Concentrating only on forcing one foot in front of the other, I make it down the long driveway just as tears begin to blur my vision. I’m about to turn from the house and take off running, when a hand grabs me.

Whipping around, I rip the earbud from my ear as the woman repeats the words she’s just said. Only this time I can hear them. “Your name?”

“What?” Confused, I ask, even though I’ve heard her question. She doesn’t repeat herself. Instead she just stares at me. I look down at my arm, where she’s holding me just below the elbow. Her hold is strong and suddenly I feel nervous even though it’s the middle of the day and we’re out in the wide open.

Her face is hard and serious, as if I’m trying her patience, even though she’s the one with her hands on me. I attempt to pull my arm from her grip, but it’s no use, her fingers are locked around me.

“Nikki,” I say.

She keeps her eyes locked on me but releases my arm. I should run, but something keeps me standing in place. “Why are you here?”

It’s a question I’m not sure I know the answer to. What the hell am I doing here? Zack didn’t invite me. I just showed up. The tears I’d been fighting win out and trickle down my cheeks. “I don’t know. But I shouldn’t have come.”

The woman makes no move to follow me as I take off running. She just stands there, motionless, staring in my direction as I run away.

***

By the time Aunt Claire comes to my room to tell me we’re leaving for brunch soon, I’m not lying when I tell her I’m sick. I drowned the sound of my sobs in a shower long enough for my skin to prune and turn bright red. My head throbs with the aftermath of my crying jag.

“I hope it’s not the flu,” she says, feeling my head for the second time. “The ER has been pummeled by the flu this year. I don’t know why people don’t take their kids for shots.” Realizing my mom probably hadn’t thought about the flu, she backtracks. “I’m sorry, Nikki, I didn’t mean….”

“It’s fine, Aunt Claire. I know what you meant. And I’m sure it’s not the flu.”

She looks at her watch and then back to me. “Maybe I should stay home.”

“To watch me sleep? No, you go. You’ve been looking forward to seeing your friends. I’ll be fine. I promise.”

She looks torn, but agrees. “You’ll call me if you feel any worse?”

“Yes.”

“You promise?”

“I promise.” I smile, feeling comforted by her concern and wanting to reassure her.

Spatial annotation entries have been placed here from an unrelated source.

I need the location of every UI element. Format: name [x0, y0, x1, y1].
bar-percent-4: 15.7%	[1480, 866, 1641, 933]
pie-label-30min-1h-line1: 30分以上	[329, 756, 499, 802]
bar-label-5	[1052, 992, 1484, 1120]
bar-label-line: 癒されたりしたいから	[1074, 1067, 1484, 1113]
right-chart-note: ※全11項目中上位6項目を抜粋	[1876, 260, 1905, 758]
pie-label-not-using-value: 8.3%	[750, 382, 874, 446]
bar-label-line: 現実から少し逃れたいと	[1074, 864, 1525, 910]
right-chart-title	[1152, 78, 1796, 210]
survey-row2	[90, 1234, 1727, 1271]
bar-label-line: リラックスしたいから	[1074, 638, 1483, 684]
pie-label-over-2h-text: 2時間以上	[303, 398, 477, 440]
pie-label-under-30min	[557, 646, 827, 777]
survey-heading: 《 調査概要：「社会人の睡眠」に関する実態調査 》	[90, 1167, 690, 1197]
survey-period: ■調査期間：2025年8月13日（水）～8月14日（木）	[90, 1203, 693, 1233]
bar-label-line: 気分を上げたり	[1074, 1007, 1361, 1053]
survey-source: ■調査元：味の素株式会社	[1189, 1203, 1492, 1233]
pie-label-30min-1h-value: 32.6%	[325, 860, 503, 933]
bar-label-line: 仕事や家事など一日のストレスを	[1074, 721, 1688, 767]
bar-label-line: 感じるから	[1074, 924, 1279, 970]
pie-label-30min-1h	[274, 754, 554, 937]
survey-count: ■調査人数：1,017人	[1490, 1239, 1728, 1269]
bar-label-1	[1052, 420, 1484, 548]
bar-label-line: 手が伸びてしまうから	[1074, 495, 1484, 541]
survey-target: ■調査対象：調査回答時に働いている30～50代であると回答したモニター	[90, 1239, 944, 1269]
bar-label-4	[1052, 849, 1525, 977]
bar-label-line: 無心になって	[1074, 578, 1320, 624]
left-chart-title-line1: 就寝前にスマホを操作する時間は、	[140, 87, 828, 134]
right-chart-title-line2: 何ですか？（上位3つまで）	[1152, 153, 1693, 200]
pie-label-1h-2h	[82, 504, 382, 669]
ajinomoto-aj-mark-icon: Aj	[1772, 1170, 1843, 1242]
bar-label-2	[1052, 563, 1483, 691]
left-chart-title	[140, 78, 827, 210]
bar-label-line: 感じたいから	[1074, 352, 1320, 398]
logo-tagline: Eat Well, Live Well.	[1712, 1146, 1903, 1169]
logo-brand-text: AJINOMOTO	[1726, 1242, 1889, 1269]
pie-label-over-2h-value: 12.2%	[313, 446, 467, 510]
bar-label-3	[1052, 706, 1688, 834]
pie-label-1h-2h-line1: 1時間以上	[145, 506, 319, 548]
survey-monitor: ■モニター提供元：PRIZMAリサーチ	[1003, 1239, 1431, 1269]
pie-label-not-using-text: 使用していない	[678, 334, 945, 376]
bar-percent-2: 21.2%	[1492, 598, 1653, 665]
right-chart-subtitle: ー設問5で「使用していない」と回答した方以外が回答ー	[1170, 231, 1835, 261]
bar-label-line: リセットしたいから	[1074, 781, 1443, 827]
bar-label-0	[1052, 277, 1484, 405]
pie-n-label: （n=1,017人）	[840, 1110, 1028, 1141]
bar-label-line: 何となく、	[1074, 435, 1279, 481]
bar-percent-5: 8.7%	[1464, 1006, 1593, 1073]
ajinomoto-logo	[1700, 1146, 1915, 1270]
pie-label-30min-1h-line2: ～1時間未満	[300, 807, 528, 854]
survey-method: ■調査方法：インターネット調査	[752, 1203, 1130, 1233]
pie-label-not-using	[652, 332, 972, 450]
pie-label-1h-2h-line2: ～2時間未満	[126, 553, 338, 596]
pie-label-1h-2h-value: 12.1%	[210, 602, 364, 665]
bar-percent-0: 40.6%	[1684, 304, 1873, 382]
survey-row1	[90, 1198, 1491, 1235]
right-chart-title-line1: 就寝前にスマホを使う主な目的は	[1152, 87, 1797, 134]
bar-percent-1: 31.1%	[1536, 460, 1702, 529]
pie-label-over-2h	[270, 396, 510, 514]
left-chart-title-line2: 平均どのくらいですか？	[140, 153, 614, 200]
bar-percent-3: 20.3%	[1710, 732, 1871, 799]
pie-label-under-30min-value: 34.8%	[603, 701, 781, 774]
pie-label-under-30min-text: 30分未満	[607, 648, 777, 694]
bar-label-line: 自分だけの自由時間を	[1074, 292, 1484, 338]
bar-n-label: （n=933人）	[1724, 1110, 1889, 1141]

Exhausted from my own emotions running a marathon, I fall asleep for a while. I wake up to my phone chiming. A glimmer of hope fills my heart. It could be Zack apologizing. Maybe he was just having a bad day and realized how much he hurt me.

I swallow back tears at seeing Allie’s name on my phone. Not ready to give up hope, I scroll down just in case I’ve missed a text. There’s nothing from Zack. Allie wants to go to a movie. She’s become a good friend, but I’m not in the mood. I text back that I’m not feeling well. But all I really want is to talk to Ashley.

I dial Ashley’s cell, silently praying that her mother has paid the bill. She answers on the second ring and I roll onto my side in the fetal position, ready to spill my guts.

“Hey,” I say. “You busy?”

“Not at all. Supposed to be watching my Mother’s four spawn but a rerun of Jackass is on, so the TV is babysitting.”

“Even the six year old?”

“It’s Jackass, every age loves it.”

I laugh. “I wasn’t worried he wouldn’t love it. Just wondering if a six year old should be watching it.”

“I’d read to them,” she says defensively. “But I don’t have any books now that you’re gone.” I hear the squeak of the rusty-hinged front door open and then slam shut. She’s gone outside to talk. “How are you?”

“I’ve been better.” I sigh, rolling onto my back.

“What happened? Whose ass do I need to kick?”

I feel pathetic and sad and a whole lot confused. “I don’t know.” A tear slowly rolls down my face. “I have no idea.”